Monday, August 10, 2009

US health care v. Canadian. A father's passing tells the story

My friend Kenny posts on the passing of his father, in distant Canada. It's a story to be taken to heart.

My sympathy, Kenny.


Hamster said...

I just thought I'd mention what my wife and I have done to cut the cost of health care.
We are in our 60's and self of the most unfortunate groups of all. Our Blue Shield premiums are $920 per month. Our deductible is $4000 for me and $4000 for my wife.
(I understand that is pretty standard for folks at our age and with our health conditions)
So before I can get a dime of help from my insurance policy I have to spend $15,000 per year out of pocket on medical bills and premiums.
Needless to say we try not to use the medical system in the US unless we have to.
Over the last 5 years we've started going to Thailand for our medical checkups, dental care and medical needs.
Almost every November we hop on a plane and head to Bangkok where we check in a private hospital called Vejthani. Airfare can vary from $800-$1200 round trip depending on what class you fly. But even taking that into consideration...we really save a lot
There are a lot of hospitals in Bangkok that cater to Americans..the best known is called Bumrungrad Hospital which was featured in the "60 minutes" episode. (more expensive but still cheap by us standards)
Many Private hospitals in Thailand put my local US hospital to shame.
The care is excellent, equipment brand new and the cost...just a fraction of what I would have to pay out of pocket in the US. For example, last November I had an Endoscopic balloon dilation for a condition known as dysphagia. The specialist in the US said the operation would cost me $2500. (His bill for the 15 minute consultation was $250.) I decided to wait until I got to Thailand
This time I had it done at a public hospital in Bangkok called Chulalongkorn Hospital...cost $100 including biopsy, (all I needed for ID was my US passport. No questions asked!!)
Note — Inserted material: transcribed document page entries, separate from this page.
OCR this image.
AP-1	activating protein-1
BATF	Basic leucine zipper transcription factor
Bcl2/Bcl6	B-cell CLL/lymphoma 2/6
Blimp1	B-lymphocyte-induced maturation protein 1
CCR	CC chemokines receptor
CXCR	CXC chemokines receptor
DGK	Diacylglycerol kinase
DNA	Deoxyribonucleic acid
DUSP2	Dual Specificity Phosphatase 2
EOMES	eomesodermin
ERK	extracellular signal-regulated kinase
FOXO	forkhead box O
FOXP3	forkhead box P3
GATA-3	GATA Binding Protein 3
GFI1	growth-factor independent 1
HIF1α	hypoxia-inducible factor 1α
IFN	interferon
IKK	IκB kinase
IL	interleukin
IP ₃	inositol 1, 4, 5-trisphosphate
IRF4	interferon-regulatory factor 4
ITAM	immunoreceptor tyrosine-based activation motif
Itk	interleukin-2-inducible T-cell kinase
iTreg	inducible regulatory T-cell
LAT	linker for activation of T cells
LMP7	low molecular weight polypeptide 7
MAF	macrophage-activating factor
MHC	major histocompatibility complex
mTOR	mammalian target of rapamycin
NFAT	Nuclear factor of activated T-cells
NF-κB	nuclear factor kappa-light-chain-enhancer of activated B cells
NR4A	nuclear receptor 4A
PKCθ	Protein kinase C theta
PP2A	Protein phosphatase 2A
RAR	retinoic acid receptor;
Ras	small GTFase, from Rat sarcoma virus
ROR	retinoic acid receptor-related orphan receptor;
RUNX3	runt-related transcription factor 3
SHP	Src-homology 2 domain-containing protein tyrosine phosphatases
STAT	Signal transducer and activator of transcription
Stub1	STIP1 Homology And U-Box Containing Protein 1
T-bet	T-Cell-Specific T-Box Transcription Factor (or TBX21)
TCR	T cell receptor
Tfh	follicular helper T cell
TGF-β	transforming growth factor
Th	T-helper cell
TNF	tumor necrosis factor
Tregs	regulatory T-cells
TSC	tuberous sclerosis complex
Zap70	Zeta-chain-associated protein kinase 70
I have to keep my US insurance in case I have a heart attack or get hit by a bus. Otherwise I would like to drop my health insurance here and just rely on the Thai medical system.
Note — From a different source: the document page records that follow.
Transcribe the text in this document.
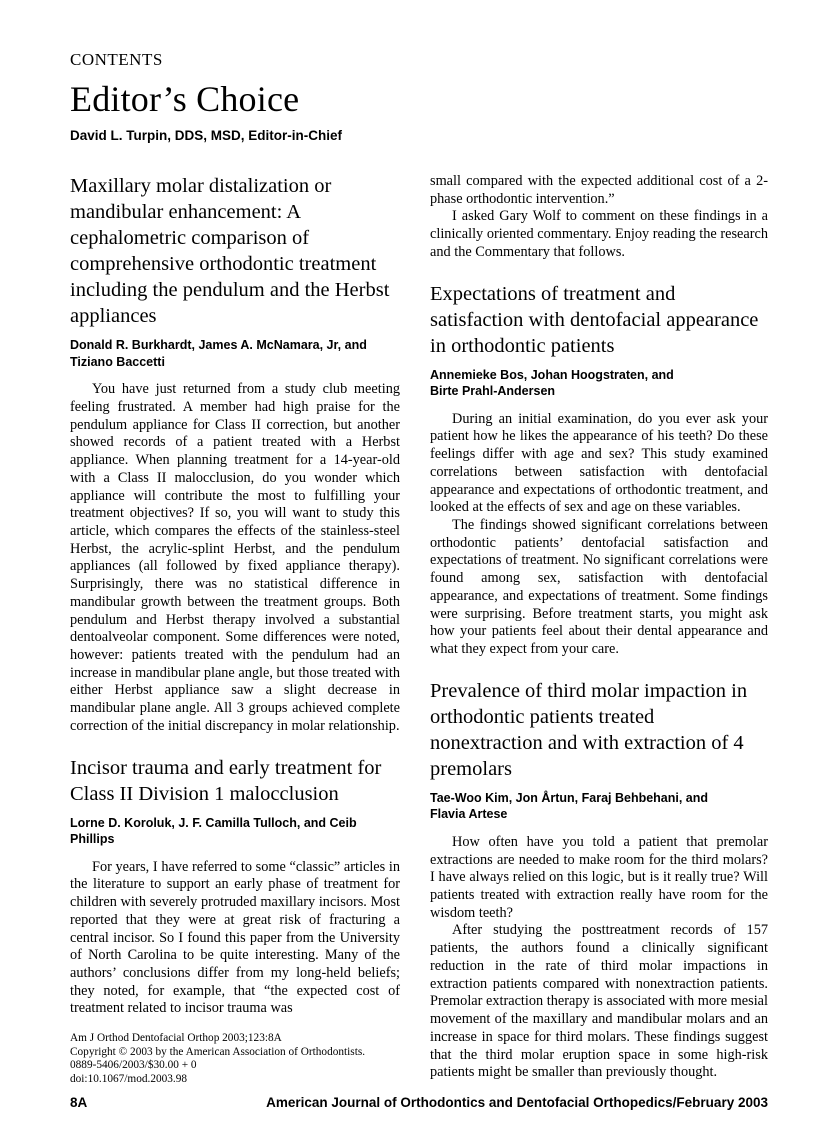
CONTENTS
Editor’s Choice
David L. Turpin, DDS, MSD, Editor-in-Chief
Maxillary molar distalization or mandibular enhancement: A cephalometric comparison of comprehensive orthodontic treatment including the pendulum and the Herbst appliances
Donald R. Burkhardt, James A. McNamara, Jr, and
Tiziano Baccetti

You have just returned from a study club meeting feeling frustrated. A member had high praise for the pendulum appliance for Class II correction, but another showed records of a patient treated with a Herbst appliance. When planning treatment for a 14-year-old with a Class II malocclusion, do you wonder which appliance will contribute the most to fulfilling your treatment objectives? If so, you will want to study this article, which compares the effects of the stainless-steel Herbst, the acrylic-splint Herbst, and the pendulum appliances (all followed by fixed appliance therapy). Surprisingly, there was no statistical difference in mandibular growth between the treatment groups. Both pendulum and Herbst therapy involved a substantial dentoalveolar component. Some differences were noted, however: patients treated with the pendulum had an increase in mandibular plane angle, but those treated with either Herbst appliance saw a slight decrease in mandibular plane angle. All 3 groups achieved complete correction of the initial discrepancy in molar relationship.

Incisor trauma and early treatment for Class II Division 1 malocclusion
Lorne D. Koroluk, J. F. Camilla Tulloch, and Ceib Phillips

For years, I have referred to some “classic” articles in the literature to support an early phase of treatment for children with severely protruded maxillary incisors. Most reported that they were at great risk of fracturing a central incisor. So I found this paper from the University of North Carolina to be quite interesting. Many of the authors’ conclusions differ from my long-held beliefs; they noted, for example, that “the expected cost of treatment related to incisor trauma was

Am J Orthod Dentofacial Orthop 2003;123:8A
Copyright © 2003 by the American Association of Orthodontists.
0889-5406/2003/$30.00 + 0
doi:10.1067/mod.2003.98

small compared with the expected additional cost of a 2-phase orthodontic intervention.”

I asked Gary Wolf to comment on these findings in a clinically oriented commentary. Enjoy reading the research and the Commentary that follows.

Expectations of treatment and satisfaction with dentofacial appearance in orthodontic patients
Annemieke Bos, Johan Hoogstraten, and
Birte Prahl-Andersen

During an initial examination, do you ever ask your patient how he likes the appearance of his teeth? Do these feelings differ with age and sex? This study examined correlations between satisfaction with dentofacial appearance and expectations of orthodontic treatment, and looked at the effects of sex and age on these variables.

The findings showed significant correlations between orthodontic patients’ dentofacial satisfaction and expectations of treatment. No significant correlations were found among sex, satisfaction with dentofacial appearance, and expectations of treatment. Some findings were surprising. Before treatment starts, you might ask how your patients feel about their dental appearance and what they expect from your care.

Prevalence of third molar impaction in orthodontic patients treated nonextraction and with extraction of 4 premolars
Tae-Woo Kim, Jon Årtun, Faraj Behbehani, and
Flavia Artese

How often have you told a patient that premolar extractions are needed to make room for the third molars? I have always relied on this logic, but is it really true? Will patients treated with extraction really have room for the wisdom teeth?

After studying the posttreatment records of 157 patients, the authors found a clinically significant reduction in the rate of third molar impactions in extraction patients compared with nonextraction patients. Premolar extraction therapy is associated with more mesial movement of the maxillary and mandibular molars and an increase in space for third molars. These findings suggest that the third molar eruption space in some high-risk patients might be smaller than previously thought.

8A	American Journal of Orthodontics and Dentofacial Orthopedics/February 2003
Anyway, that's my solution to the health care problem.

Larry Thorson said...

Thanks, Hamster, for your great story. I was in the Peace Corps in Thailand and respect the people there highly. I've also heard of people going to the Dominican Republic for fine medical care or to Colombia or Venezuela. Some years ago I had a barber whose wife needed urgent treatment for a serious but not life-threatening condition. Her bill was $15,000 for a day in a Miami Beach hospital. He said he wished he could have gone back to their native Cuba for treatment at a reasonable price, though he hated the lack of freedom in Cuba. Yet he couldn't afford health insurance in the US. This happened about halfway through the Bush 43 administration, which did nothing to tackle medical costs.